INVITÉ par Henri Loyrette, président du Louvre, grand amateur d’opéra et d’art dramatique, Patrice Chéreau est toujours à l’affiche du musée, notamment par deux expositions et un livre, « Des visages et des corps ». Le Louvre, qu’il a fréquenté très tôt en compagnie de son père peintre, lui a donné envie de revenir au théâtre. Il y a donc présenté, au Salon Denon, « Dans la solitude des champs de coton », de Bernard-Marie Koltès avec Romain Duris (bientôt à l’Atelier), et « Rêve d’automne », de Jon Fosse, qui a constitué un moment extraordinaire d’émotion. Ce spectacle est repris au Théâtre de la Ville après trois représentations à Orléans.

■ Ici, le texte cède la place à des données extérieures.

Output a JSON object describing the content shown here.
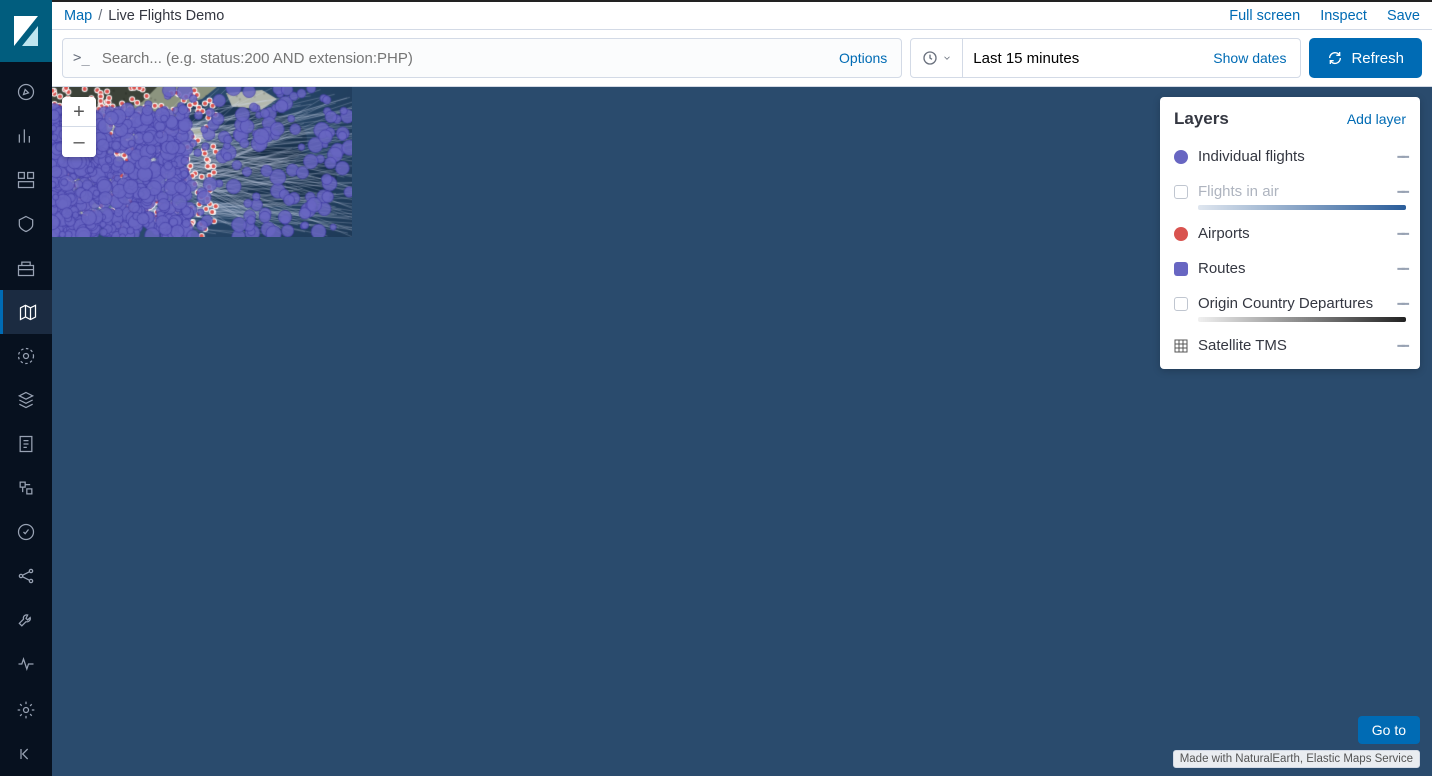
{
  "breadcrumb": {
    "root": "Map",
    "current": "Live Flights Demo"
  },
  "topActions": {
    "fullscreen": "Full screen",
    "inspect": "Inspect",
    "save": "Save"
  },
  "search": {
    "placeholder": "Search... (e.g. status:200 AND extension:PHP)",
    "options": "Options"
  },
  "time": {
    "value": "Last 15 minutes",
    "showDates": "Show dates"
  },
  "refresh": "Refresh",
  "zoom": {
    "in": "+",
    "out": "–"
  },
  "layersPanel": {
    "title": "Layers",
    "addLayer": "Add layer",
    "items": [
      {
        "label": "Individual flights",
        "swatch": "#6866c2",
        "shape": "circle"
      },
      {
        "label": "Flights in air",
        "swatch": "box",
        "shape": "box",
        "muted": true,
        "gradient": "linear-gradient(90deg,#dfe6ef,#2a5d9a)"
      },
      {
        "label": "Airports",
        "swatch": "#d9534f",
        "shape": "circle"
      },
      {
        "label": "Routes",
        "swatch": "#6866c2",
        "shape": "sq"
      },
      {
        "label": "Origin Country Departures",
        "swatch": "box",
        "shape": "box",
        "gradient": "linear-gradient(90deg,#f0f0f0,#222)"
      },
      {
        "label": "Satellite TMS",
        "swatch": "grid",
        "shape": "grid"
      }
    ]
  },
  "goto": "Go to",
  "attribution": "Made with NaturalEarth, Elastic Maps Service",
  "sidebarIcons": [
    "compass",
    "bar-chart",
    "dashboard",
    "shield",
    "building",
    "layers",
    "graph",
    "package",
    "clipboard",
    "pipeline",
    "target",
    "share",
    "wrench",
    "heartbeat",
    "gear",
    "collapse"
  ],
  "activeSidebar": "layers",
  "colors": {
    "flight": "#6866c2",
    "airport": "#d9534f",
    "route": "rgba(210,220,240,0.25)",
    "land": "#9fa79a",
    "landDark": "#3a4036"
  }
}
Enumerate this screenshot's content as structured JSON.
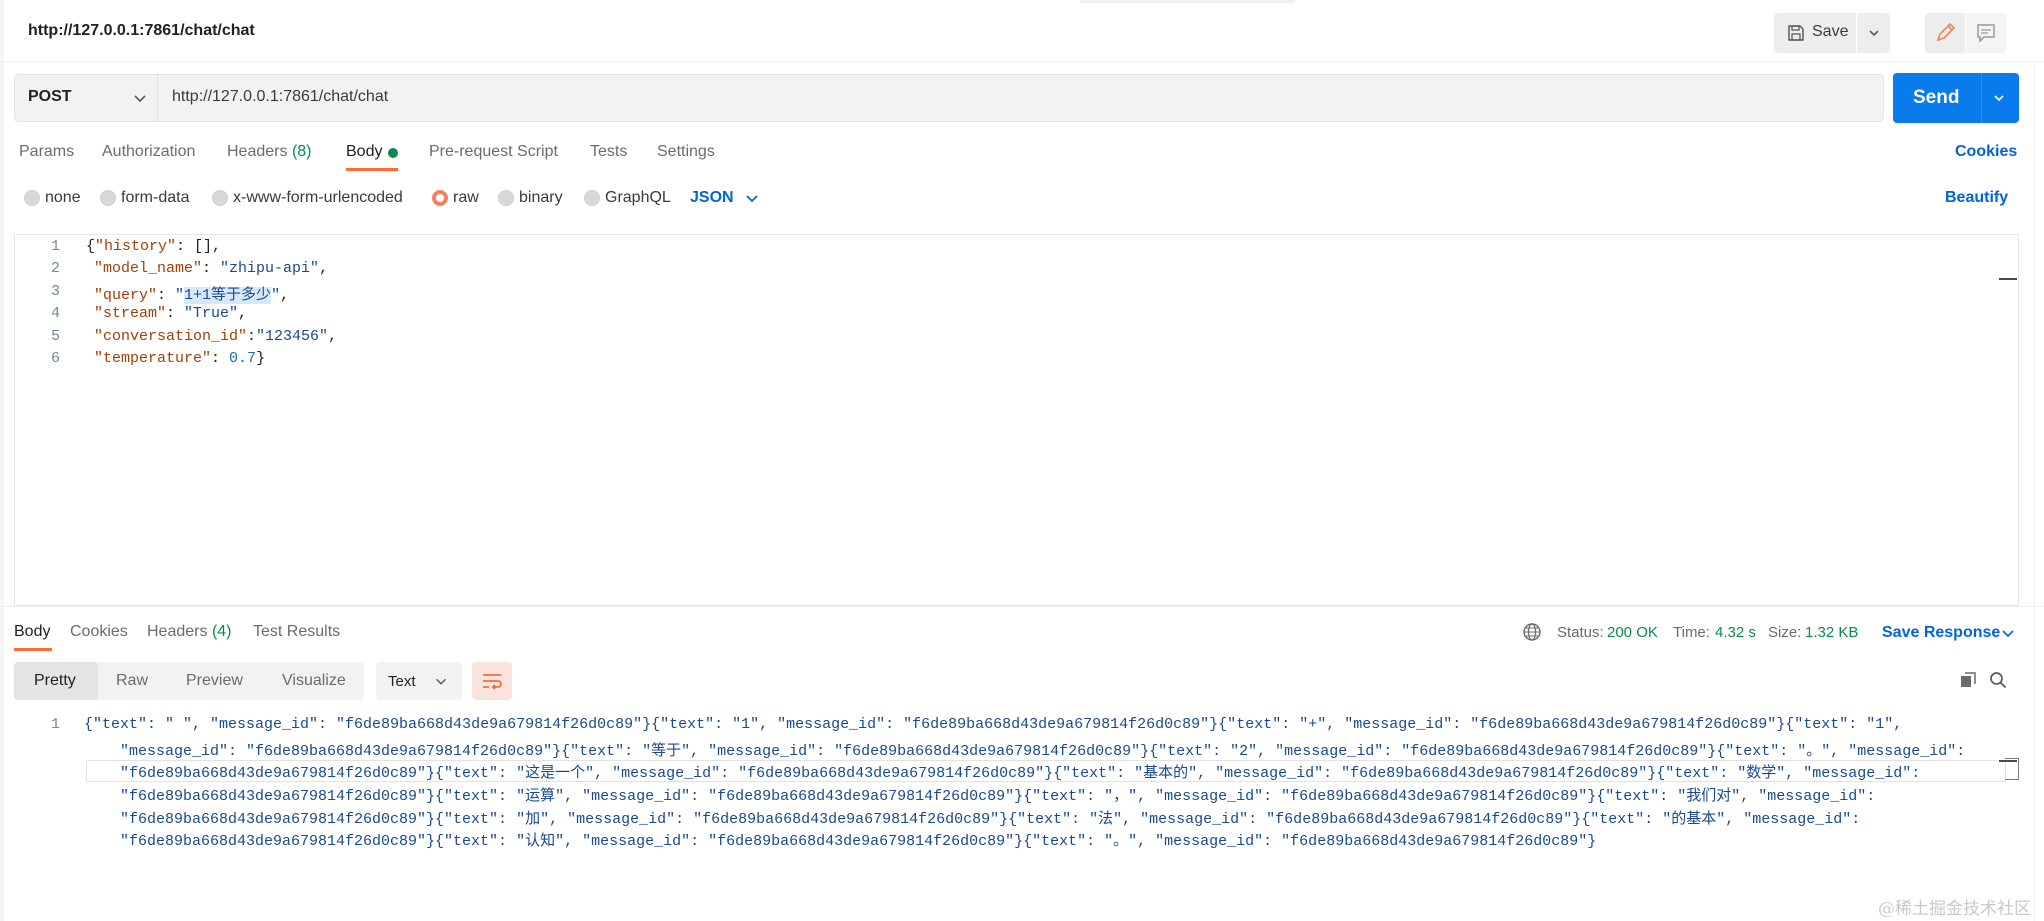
{
  "header": {
    "title": "http://127.0.0.1:7861/chat/chat",
    "save_label": "Save"
  },
  "request": {
    "method": "POST",
    "url": "http://127.0.0.1:7861/chat/chat",
    "send_label": "Send",
    "tabs": [
      {
        "label": "Params"
      },
      {
        "label": "Authorization"
      },
      {
        "label": "Headers",
        "count": "(8)"
      },
      {
        "label": "Body"
      },
      {
        "label": "Pre-request Script"
      },
      {
        "label": "Tests"
      },
      {
        "label": "Settings"
      }
    ],
    "cookies_label": "Cookies",
    "body_types": [
      "none",
      "form-data",
      "x-www-form-urlencoded",
      "raw",
      "binary",
      "GraphQL"
    ],
    "selected_body_type": "raw",
    "format": "JSON",
    "beautify_label": "Beautify",
    "line_numbers": [
      "1",
      "2",
      "3",
      "4",
      "5",
      "6"
    ],
    "code": {
      "l1_open": "{",
      "l1_key": "\"history\"",
      "l1_rest": ": [],",
      "l2_key": "\"model_name\"",
      "l2_sep": ": ",
      "l2_val": "\"zhipu-api\"",
      "l2_end": ",",
      "l3_key": "\"query\"",
      "l3_sep": ": ",
      "l3_q1": "\"",
      "l3_val": "1+1等于多少",
      "l3_q2": "\"",
      "l3_end": ",",
      "l4_key": "\"stream\"",
      "l4_sep": ": ",
      "l4_val": "\"True\"",
      "l4_end": ",",
      "l5_key": "\"conversation_id\"",
      "l5_sep": ":",
      "l5_val": "\"123456\"",
      "l5_end": ",",
      "l6_key": "\"temperature\"",
      "l6_sep": ": ",
      "l6_val": "0.7",
      "l6_end": "}"
    }
  },
  "response": {
    "tabs": [
      {
        "label": "Body"
      },
      {
        "label": "Cookies"
      },
      {
        "label": "Headers",
        "count": "(4)"
      },
      {
        "label": "Test Results"
      }
    ],
    "status_label": "Status:",
    "status_value": "200 OK",
    "time_label": "Time:",
    "time_value": "4.32 s",
    "size_label": "Size:",
    "size_value": "1.32 KB",
    "save_response_label": "Save Response",
    "views": [
      "Pretty",
      "Raw",
      "Preview",
      "Visualize"
    ],
    "format": "Text",
    "line_number": "1",
    "lines": [
      "{\"text\": \" \", \"message_id\": \"f6de89ba668d43de9a679814f26d0c89\"}{\"text\": \"1\", \"message_id\": \"f6de89ba668d43de9a679814f26d0c89\"}{\"text\": \"+\", \"message_id\": \"f6de89ba668d43de9a679814f26d0c89\"}{\"text\": \"1\",",
      "\"message_id\": \"f6de89ba668d43de9a679814f26d0c89\"}{\"text\": \"等于\", \"message_id\": \"f6de89ba668d43de9a679814f26d0c89\"}{\"text\": \"2\", \"message_id\": \"f6de89ba668d43de9a679814f26d0c89\"}{\"text\": \"。\", \"message_id\":",
      "\"f6de89ba668d43de9a679814f26d0c89\"}{\"text\": \"这是一个\", \"message_id\": \"f6de89ba668d43de9a679814f26d0c89\"}{\"text\": \"基本的\", \"message_id\": \"f6de89ba668d43de9a679814f26d0c89\"}{\"text\": \"数学\", \"message_id\":",
      "\"f6de89ba668d43de9a679814f26d0c89\"}{\"text\": \"运算\", \"message_id\": \"f6de89ba668d43de9a679814f26d0c89\"}{\"text\": \"，\", \"message_id\": \"f6de89ba668d43de9a679814f26d0c89\"}{\"text\": \"我们对\", \"message_id\":",
      "\"f6de89ba668d43de9a679814f26d0c89\"}{\"text\": \"加\", \"message_id\": \"f6de89ba668d43de9a679814f26d0c89\"}{\"text\": \"法\", \"message_id\": \"f6de89ba668d43de9a679814f26d0c89\"}{\"text\": \"的基本\", \"message_id\":",
      "\"f6de89ba668d43de9a679814f26d0c89\"}{\"text\": \"认知\", \"message_id\": \"f6de89ba668d43de9a679814f26d0c89\"}{\"text\": \"。\", \"message_id\": \"f6de89ba668d43de9a679814f26d0c89\"}"
    ]
  },
  "watermark": "@稀土掘金技术社区",
  "colors": {
    "accent_blue": "#097bed",
    "link_blue": "#0265d2",
    "active_orange": "#ff6c37",
    "status_green": "#0c8c4a"
  },
  "icons": [
    "save-icon",
    "chevron-down-icon",
    "pencil-icon",
    "comment-icon",
    "globe-icon",
    "wrap-lines-icon",
    "copy-icon",
    "search-icon"
  ]
}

Richard Peduzzi a réinventé le Salon Denon, mais, évidemment, le rapport à l’espace n’est absolument pas le même et l’on ne sait pas encore quel effet fera cette nouvelle disposition. Demeure une pièce puissante et dérangeante qui se déroule dans un cimetière, une intrigue qui mêle les vivants et les morts, étrange pièce déjà créée en France, très typique de l’univers de Jon Fosse, traduit du norvégien par Terje Sinding. Une femme (Valeria Bruni Tedeschi), qui vient de loin (elle parle de l’avion qu’elle a pris), retrouve par hasard dans un cimetière un homme marié qui a été autrefois son amant (Pascal Greggory). Il l’a quittée. Elle est encore blessée. L’épouse, Gry, seule nommée par l’auteur (Marie Bunel), passe par là. Ce jour-là, on enterre la grand-mère de l’homme. Dans la pièce, on ne la voit pas, mais Chéreau la fait surgir en ouverture et elle est fascinante (Michelle Marquais). Les parents de l’homme sont innomés, eux aussi, et joués avec densité (Bulle Ogier et Bernard Verley). Autre personnage que Chéreau fait surgir, l’enfant (Clément Hervieu-Léger au Louvre, puis Alexandre Styker), l’enfant muet qui a absorbé toutes les névroses de cette famille. C’est tout. Presque rien dit ainsi. Mais la manière dont le metteur en scène dirige les interprètes les conduisant au plus profond, au plus douloureux, mêlant les vifs et les morts, la pudeur la plus grande et les gestes les plus éloquents, la manière dont il fait surgir le chant douloureux des âmes, est déchirante.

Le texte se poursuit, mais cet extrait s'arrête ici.